Golani
How do we resonate with language? And how much of myself can be based in sound to provide me the stability my aerial, often heedless nature lacks? When I feel like running away, I habitually turn to music, both when reality gets to be too much and too little.
I'm thinking a lot, an amalgam of stories. Of things happening or already past. I'm busy projecting. It's been almost a year since that time I said "a year from now...". I meant it. See, I was worried I was making the wrong choice. A year from then, but alright now. Or is it? Is it just a different reality, and is it silly of me not to appreciate the betterness of this reality, from where else I might've ended up?
Guess for every reality, there's a could've been worse. But also a better. And how do I maintain equilibrium between the two? To think I could've lived out a year in such a different way. Or perhaps three. Called myself a middle-aged woman on somebody else's dime. Did I realize the great weight of its price, or was I perhaps just lucky, stepping out of my own way at the precise right time?
Am busy. Caught too much in the process of stabilizing, where I'll be a year from now. It's the first time I think so focusedly. In the past, often taking a laissez-faire approach. Can't say, baby, where I'll be in a year. Figured if it was good enough for Steven Tyler, why not me?
Am I escaping now, and am I fated by my very nature to keep living experiences I long to leave? Am I meant to exist as a witch of the forest, and will the fatefulness of it all make it hurt less? I am weighing my options, and I do so through music. Helps me reflect on the person that I have been.
Just because this is the way things have been so far doesn't mean this is how they must always be. And I'm asking myself, well, why not? Just because I've been lucky enough to know some of the answers of my life at an early age doesn't mean I know by now all the answers. Burning bush, absence of, does that mean I'm slated to wander the next fifty years aimlessly through the desert?
What am I doing back here? I guess I feel safe in the music of my adolescence. Remember the first time I saw this guy, cursing out a member of the audience, giving him too much lip. The cheekiness of him, the way he fucking moved. The realization you're witnessing somebody real.
Despising their love songs in equal measure to wanting them. Think of him often when my breasts are bare, but only in passing. I know so much more than I did at 17, and can continue to be grounded in men's understanding of sex and love only in passing. It's obvious to me now I must pursue my own truth, and it's so much more complex than the one painted in the songs of my youth.
And to think, at the time, it seemed so hard. As a child, I thought (somehow) I'd encounter one point of revelation, perhaps upon turning 18, maybe when falling in love the first time. But now I see, they're slated regularly throughout life, if I'm lucky. That I'm encountering new points of revelation, am traversing one right now. Much harder, more complex.

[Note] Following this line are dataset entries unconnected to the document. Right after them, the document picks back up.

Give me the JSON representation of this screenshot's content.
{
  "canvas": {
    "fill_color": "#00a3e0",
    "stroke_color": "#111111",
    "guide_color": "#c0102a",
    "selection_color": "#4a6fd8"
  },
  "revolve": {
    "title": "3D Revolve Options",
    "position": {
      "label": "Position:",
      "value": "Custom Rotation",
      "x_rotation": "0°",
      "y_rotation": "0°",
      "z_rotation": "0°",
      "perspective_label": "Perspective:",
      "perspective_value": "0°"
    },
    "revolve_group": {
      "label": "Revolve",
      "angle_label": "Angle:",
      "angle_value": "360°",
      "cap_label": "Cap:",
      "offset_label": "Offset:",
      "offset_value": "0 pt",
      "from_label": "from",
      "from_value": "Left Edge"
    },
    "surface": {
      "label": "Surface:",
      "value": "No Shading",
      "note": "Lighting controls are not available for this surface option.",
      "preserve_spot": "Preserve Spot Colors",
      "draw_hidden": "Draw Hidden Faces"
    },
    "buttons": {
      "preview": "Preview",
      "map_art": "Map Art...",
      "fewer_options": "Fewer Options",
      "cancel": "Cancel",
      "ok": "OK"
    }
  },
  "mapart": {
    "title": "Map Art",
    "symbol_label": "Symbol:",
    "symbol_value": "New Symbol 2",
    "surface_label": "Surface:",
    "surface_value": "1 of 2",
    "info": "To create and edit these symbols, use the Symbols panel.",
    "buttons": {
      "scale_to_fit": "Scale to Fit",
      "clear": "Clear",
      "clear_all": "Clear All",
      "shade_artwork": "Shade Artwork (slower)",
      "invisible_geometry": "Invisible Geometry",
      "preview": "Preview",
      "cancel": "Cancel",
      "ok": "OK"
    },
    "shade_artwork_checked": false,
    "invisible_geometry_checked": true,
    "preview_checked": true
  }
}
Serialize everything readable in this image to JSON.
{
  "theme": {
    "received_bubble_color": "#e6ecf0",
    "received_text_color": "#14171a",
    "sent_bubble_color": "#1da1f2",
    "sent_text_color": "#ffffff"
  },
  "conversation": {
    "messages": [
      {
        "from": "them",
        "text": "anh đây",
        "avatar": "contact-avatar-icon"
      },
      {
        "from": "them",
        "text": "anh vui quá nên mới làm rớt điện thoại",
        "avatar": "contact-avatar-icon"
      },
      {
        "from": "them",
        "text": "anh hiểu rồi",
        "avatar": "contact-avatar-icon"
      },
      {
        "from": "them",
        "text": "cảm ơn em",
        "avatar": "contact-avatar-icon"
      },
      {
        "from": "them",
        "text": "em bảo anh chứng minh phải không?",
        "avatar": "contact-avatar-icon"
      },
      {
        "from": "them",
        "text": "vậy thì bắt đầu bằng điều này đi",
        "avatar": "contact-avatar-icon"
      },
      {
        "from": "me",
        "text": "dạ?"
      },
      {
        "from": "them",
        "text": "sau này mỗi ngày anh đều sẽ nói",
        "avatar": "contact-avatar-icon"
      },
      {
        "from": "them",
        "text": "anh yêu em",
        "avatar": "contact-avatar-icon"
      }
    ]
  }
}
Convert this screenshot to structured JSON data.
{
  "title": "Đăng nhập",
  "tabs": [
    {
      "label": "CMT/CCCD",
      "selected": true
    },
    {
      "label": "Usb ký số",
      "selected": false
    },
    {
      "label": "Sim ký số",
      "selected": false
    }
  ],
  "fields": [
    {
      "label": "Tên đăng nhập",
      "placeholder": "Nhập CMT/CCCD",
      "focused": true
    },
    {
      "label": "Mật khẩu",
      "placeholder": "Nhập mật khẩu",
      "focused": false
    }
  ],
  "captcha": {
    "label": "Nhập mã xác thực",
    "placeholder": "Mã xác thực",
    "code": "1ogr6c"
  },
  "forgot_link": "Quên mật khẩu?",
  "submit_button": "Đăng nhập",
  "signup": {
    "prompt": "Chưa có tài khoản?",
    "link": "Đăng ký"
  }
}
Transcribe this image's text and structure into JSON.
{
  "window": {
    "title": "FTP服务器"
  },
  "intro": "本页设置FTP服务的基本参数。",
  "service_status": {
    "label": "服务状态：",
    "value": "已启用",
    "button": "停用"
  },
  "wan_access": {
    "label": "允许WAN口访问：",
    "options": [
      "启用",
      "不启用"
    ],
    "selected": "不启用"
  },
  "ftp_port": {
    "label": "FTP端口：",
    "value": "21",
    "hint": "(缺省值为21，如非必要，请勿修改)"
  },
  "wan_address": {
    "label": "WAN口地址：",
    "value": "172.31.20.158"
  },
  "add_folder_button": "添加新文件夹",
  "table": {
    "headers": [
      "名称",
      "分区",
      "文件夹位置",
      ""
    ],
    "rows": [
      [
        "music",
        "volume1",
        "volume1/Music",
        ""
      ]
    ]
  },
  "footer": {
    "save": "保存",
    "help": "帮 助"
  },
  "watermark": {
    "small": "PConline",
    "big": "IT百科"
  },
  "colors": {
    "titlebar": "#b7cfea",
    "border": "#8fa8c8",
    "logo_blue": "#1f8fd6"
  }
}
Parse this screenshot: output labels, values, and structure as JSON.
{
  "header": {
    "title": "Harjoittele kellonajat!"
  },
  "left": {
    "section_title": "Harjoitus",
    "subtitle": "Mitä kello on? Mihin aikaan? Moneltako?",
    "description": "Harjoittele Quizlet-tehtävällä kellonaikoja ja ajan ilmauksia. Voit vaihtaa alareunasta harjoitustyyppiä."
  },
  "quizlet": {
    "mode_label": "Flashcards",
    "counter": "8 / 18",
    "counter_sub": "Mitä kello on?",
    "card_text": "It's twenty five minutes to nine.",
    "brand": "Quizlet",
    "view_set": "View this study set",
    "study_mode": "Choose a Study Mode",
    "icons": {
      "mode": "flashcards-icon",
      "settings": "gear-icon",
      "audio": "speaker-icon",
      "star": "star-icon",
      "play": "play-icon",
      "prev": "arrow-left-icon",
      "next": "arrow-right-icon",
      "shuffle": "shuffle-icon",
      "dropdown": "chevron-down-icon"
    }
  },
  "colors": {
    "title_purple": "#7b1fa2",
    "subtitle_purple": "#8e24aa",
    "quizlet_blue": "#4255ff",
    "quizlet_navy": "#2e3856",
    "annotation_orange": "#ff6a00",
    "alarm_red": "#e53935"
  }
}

Something that, strong as I was, at 17, I would've never known how to traverse. Who knows where you'll be 10 years from now?
Arguably, a conversation between the artist's public persona and the artist's deeper self, an eternal question of selling out and losing integrity.
Daca n-ajungeam eu peste Prut, batrane..
Tu mureai de foame-aici, ca un caine.
Asa ca nu ma provoca si n-o sa te atac,
Eu nu-s obligat sa-ti plac.
(Had I not crossed the Prut [river], old man,
You would've starved here like a dog.
So don't provoke, and I won't attack,
I don't have to be liked by you.)
But maybe a conversation between past and present selves also (old man?). While I use, often, my old self as a compass for how my life is turning out, it does raise an interesting question here. Who I thought I'd be tethers me, to a great extent, but also risks restricting me. Compressing me. This is all I am, because this is all I thought I'd be. But who sets limit for 10 years into the future?
While the above rings interesting always, it's this part of the song that seems most salient to me:
Anti alchimist sunt, schimb aurul in plumb.
Il topesc si-apoi il beau pana la fund,
Ca gustul lui amar as ma transforme-n tun,
Sa pot s-arunc in aer tot ce-ti sta in drum.
(Anti-alchemist I am, turn gold to lead,
Melt and drink it down to the last,
So that its bitter taste may turn me to a cannon,
So I may blow away everything that gets in my way.)
Alchemy, Jung's burning bush. The temerity of pursuing something you don't fully understand. Of holding open a new door. To blow away everything that gets in my way, I must be ready to include my former self.
I thought that burning bush was of Moses; it seems to be a thing among pyromaniacs calling to be who they are while facing ephemeral if-me’s haunting. Or perhaps not really ephemeral ones, but still just if-me’s. Somewhere deep down the multiverse, there might be that “what a guy,” ace-y kind of person. Mayhap. May not. What if that very version is me?